Врачи не понимали русскую речь, но их лица выражали и удовольствие, и удивление тем, как за несколько минут изменились и старик, и атмосфера вокруг. Эта заполненная старьем комната будто озарилась солнечным светом.

– Кажется, доктор здесь уже не нужен, раз появился месье Илья… – с улыбкой, без всякой ревности произнес доктор Николь.

– Нет, Илья только облегчит ваше дело – смеясь, сказал Борис.

– Это уже много значит. Никакое лекарство не действует на месье Алекса так, как месье Илья. Я уже второй месяц слежу за этим, и такого в моей практике не помню. Это просто феноменально!

Борис с улыбкой кивнул в ответ.

– Вы правы, месье Николь, это действительно феноменально. В своей практике я тоже не припомню подобного случая, – многозначительно сказал Борис.

Чтобы разговор перестал крутиться возле его персоны, Илья взял инициативу в свои руки:

– Как долго вы лежите, дедушка?

– Я и не помню, сынок… После того, как вы с Ирен уехали…

– Вот уже пятый день, – ответил Борис вместо старика.

– Вам пришлось работать?
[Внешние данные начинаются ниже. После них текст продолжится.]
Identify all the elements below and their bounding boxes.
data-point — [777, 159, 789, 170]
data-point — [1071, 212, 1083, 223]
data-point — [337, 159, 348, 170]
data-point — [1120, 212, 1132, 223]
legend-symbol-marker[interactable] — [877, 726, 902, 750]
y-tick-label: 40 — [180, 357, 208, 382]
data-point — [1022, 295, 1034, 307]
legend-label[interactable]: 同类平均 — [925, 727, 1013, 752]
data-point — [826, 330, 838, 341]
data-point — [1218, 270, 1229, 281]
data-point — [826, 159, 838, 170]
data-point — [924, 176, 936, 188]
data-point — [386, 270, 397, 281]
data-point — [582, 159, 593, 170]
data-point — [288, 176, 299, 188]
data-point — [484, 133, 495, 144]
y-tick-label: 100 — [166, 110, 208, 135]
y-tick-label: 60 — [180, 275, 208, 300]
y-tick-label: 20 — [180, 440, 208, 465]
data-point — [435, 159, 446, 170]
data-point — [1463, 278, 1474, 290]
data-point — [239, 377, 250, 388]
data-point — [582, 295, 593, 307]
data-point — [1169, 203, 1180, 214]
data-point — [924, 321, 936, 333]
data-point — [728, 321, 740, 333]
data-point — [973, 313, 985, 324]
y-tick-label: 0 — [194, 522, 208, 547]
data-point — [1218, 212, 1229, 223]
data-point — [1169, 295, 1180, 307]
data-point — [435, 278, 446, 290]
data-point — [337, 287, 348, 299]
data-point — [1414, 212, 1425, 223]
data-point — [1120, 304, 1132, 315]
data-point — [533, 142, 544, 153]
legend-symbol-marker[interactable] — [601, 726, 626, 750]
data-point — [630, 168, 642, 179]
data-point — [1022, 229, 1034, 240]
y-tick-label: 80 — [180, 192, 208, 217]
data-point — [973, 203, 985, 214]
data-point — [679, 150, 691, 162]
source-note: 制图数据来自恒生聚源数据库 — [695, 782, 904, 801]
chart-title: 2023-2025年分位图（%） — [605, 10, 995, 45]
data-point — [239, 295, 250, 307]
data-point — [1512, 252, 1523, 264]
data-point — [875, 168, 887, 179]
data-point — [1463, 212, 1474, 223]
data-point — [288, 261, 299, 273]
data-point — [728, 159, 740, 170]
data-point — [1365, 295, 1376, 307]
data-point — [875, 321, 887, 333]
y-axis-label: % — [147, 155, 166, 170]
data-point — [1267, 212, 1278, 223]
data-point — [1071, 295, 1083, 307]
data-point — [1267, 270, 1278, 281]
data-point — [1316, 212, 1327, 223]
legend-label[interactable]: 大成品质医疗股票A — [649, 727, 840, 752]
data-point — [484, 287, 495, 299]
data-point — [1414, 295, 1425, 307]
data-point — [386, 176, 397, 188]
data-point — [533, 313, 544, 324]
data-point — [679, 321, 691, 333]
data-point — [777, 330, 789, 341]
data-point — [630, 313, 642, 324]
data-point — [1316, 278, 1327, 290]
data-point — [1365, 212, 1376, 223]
Были какие-то дела?

– Кто же мне теперь доверит дела, – хриплым голосом сказал старик.

– Вот это уже плохо. Весь мой труд пошел насмарку. Когда в последний раз вы делали ему укол? – вновь спросил он у Бориса.

– Приблизительно неделю назад. У нас остался еще один курс.

– Очень хорошо. Сегодня мы начинаем тренировки, да, дедушка?

Илья взглянул на старика. – А через два-три дня сделаем еще один укол.

– Как скажешь, Илья, – подтвердил Борис.

– Как себя чувствует госпожа Донари?

– Хорошо, спасибо, Илья. Донари ни на минуту не сомневалась, что ты приедешь. Она появится к обеду.

И действительно, появление Ильи создало совсем другую атмосферу, у всех появилась надежда, что он вновь продлит жизнь старику, хотя никто не знал, как долго тот протянет.

Илью удивило появление еще одного старика рядом с ними, которого он ранее не видел в этом здании, тем более в спальне старика.

«Он действительно ему очень близок, и к тому же русского происхождения, что указывает на глубокие корни их взаимоотношений», – подумал Илья.

Он не ошибся в своих предположениях. Многие десятки лет связывали этих двух стариков.

Иосиф Левитан был на семь-восемь лет моложе Александра Джуги, и Илья не видел его ранее лишь по той простой причине, что в сентябре, узнав о том, что Джуге стало плохо и его перевели в клинику, очень перенервничал и через два дня слег сам. У него одновременно поднялись давление и сахар, из-за чего одинокого Иосифа поместили в клинику в Лозанне. И лишь после того, как он узнал, что его друга перевели из клиники в бюро, стал выздоравливать, а потом и вовсе поправился и даже приступил к делам. Поэтому Иосиф и сказал Илье, что именно благодаря ему продлилась и его жизнь.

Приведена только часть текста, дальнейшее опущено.